For nearly two years, the fear of terrorism has motivated dramatic events, from airport security, the creation of the US Department of Homeland Security, even mobilizing an invasion of Iraq. As the United States has fortified its security against the reality of suicide terrorists, it seems that little has been paid to the “why” of such extreme hate and to the evil of terrorism.
The motivation of terrorists was the focus of a symposium chaired by Ali Banuazizi, Boston College, at the APS Annual Convention in Atlanta. The symposium, “September 11 and the Pursuit of Evil,” included presentations by Donald Taylor, McGill University; Charles Lindholm, Boston University; Linda Skitka, University of Illinois at Chicago; and Banuazizi. “Having people socialized or socially influenced to do extreme things is not that weird,” Taylor said.
Taylor’s presentation, “Knowing the Terrorist: The Psychology of Normative Influence,” examined the mentality of the September 11 terrorists. To understand the terrorists’ motivations, he said, requires looking beyond mere conformity to the broader concept of cultural and religious identification.
Drawing from his research on the cross-cultural experiences of English and French speakers in Quebec, Taylor made the case that cultural and religious identities are critical in understanding social behavior because such identities permeate nearly all aspects of everyday life. Popular thought suggests that these cultural and religious identities are formed largely through in-group norms, but Taylor takes issue with this notion.
“The fact is I think this is wrong,” Taylor said. “Current theorizing would suggest that there’s really nothing that out-groups can do about terrorism, that we have no role in what goes on in Al Qaeda. I would suggest we do.”
Taylor believes that terrorists’ perceptions of Westerners comprise a large portion of the their own cultural and religious identities. To gain a better understanding of what drives terrorist behavior, Taylor said, we should first look at our own behavior and how we, as a culture, may appear to others.
Lindholm emphasized the importance of culture in understanding terrorist behavior. In his presentation, “Charisma and the Construction of Evil,” Lindholm argued that research on charismatic leadership in various cultures sheds light on the thinking and motivation of terrorists. Drawing a parallel between tribal shamans and terrorist leaders, Lindholm said that both use charismatic techniques and gain influence in societies that become subjugated by more powerful cultural influences.
“Charismatics serve as nodal points for the mobilization of the marginalized,” Lindholm said. “In modern times, a history of colonialism, a strong sense of cultural alienation, and a desperate hope for the millennium” contribute to the tendency of charismatic groups towards acts of apocalyptic violence. “As long as these conditions prevail, we are unlikely to see an end to terrorism,” he said.
In addition to cultural considerations, attitudes may play an important role in understanding terrorism. Skitka used her research on attitudes toward moral issues in an attempt to explain terrorist behavior. Citing several studies she conducted on situations involving controversial ethical issues, such as the Elián Gonzalez case, Skitka made it clear that when people hold strong moral attitudes, they feel that the outcome they desire is justified by almost any behavior.
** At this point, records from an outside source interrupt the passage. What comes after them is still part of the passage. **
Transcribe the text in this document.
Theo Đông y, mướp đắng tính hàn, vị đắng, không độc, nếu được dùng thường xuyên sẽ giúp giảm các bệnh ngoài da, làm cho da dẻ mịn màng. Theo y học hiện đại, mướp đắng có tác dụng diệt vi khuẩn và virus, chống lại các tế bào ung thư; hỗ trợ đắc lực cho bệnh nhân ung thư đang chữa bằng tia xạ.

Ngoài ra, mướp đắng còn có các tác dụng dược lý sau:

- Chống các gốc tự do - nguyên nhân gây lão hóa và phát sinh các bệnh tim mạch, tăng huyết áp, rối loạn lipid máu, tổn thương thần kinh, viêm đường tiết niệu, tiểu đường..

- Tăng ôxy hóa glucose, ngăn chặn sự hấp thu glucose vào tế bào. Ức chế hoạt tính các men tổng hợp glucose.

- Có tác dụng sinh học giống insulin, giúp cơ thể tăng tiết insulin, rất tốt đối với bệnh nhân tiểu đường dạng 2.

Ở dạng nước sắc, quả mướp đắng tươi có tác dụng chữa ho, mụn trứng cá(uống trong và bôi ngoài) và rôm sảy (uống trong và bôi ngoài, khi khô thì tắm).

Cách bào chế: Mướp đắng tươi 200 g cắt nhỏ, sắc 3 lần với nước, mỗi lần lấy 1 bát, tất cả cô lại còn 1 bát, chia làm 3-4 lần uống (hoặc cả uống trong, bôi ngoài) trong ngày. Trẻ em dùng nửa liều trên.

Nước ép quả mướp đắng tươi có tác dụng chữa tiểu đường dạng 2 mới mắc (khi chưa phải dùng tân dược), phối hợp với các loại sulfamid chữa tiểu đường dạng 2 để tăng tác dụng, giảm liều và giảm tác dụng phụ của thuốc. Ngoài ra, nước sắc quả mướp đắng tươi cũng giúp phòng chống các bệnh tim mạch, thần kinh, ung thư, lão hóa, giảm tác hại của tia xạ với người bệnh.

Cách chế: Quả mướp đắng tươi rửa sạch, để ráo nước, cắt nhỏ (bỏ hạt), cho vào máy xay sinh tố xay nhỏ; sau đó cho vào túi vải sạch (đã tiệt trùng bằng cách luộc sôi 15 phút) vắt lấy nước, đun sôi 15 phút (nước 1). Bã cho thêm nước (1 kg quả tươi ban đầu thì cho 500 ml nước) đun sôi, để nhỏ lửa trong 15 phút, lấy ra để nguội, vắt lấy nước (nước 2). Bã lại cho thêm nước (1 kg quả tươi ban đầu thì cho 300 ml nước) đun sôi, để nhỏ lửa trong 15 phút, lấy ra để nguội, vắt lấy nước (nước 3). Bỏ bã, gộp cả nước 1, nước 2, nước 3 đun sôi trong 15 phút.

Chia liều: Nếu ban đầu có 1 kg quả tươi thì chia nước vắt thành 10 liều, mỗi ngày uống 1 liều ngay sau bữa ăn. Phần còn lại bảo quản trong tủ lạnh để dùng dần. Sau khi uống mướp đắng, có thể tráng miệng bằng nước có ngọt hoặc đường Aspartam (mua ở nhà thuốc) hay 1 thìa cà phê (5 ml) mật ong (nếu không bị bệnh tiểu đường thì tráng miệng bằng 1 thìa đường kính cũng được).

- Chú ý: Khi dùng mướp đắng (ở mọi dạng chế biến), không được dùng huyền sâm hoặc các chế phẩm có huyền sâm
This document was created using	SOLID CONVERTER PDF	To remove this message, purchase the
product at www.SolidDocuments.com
“Some theorists have argued that people have to engage in moral disengagement in order to commit atrocities,” she said. “I would argue that instead, people are heavily engaged in moral engagement to justify these atrocities.”
According to Banuazizi, there may be misconceptions about the nature of terrorists’ behavior. He said that as a nation, we are trying to cope with the effects of terrorism by labeling things we don’t understand as evil-“as evil individuals, as an axis of evil, as evildoers, as an evil nation, and even as an evil religion.”
Situational explanations for extreme behavior are no longer sufficient Banuazizi said, arguing that psychologists should examine wider social forces to gain a richer understanding of radical behavior.
There is still much to learn, especially from the perspective of the terrorist. “We have much to learn about suicide terrorists from basic social psychological processes which, of course, we’ve pretty much conducted only in our ivory towers,” Taylor said.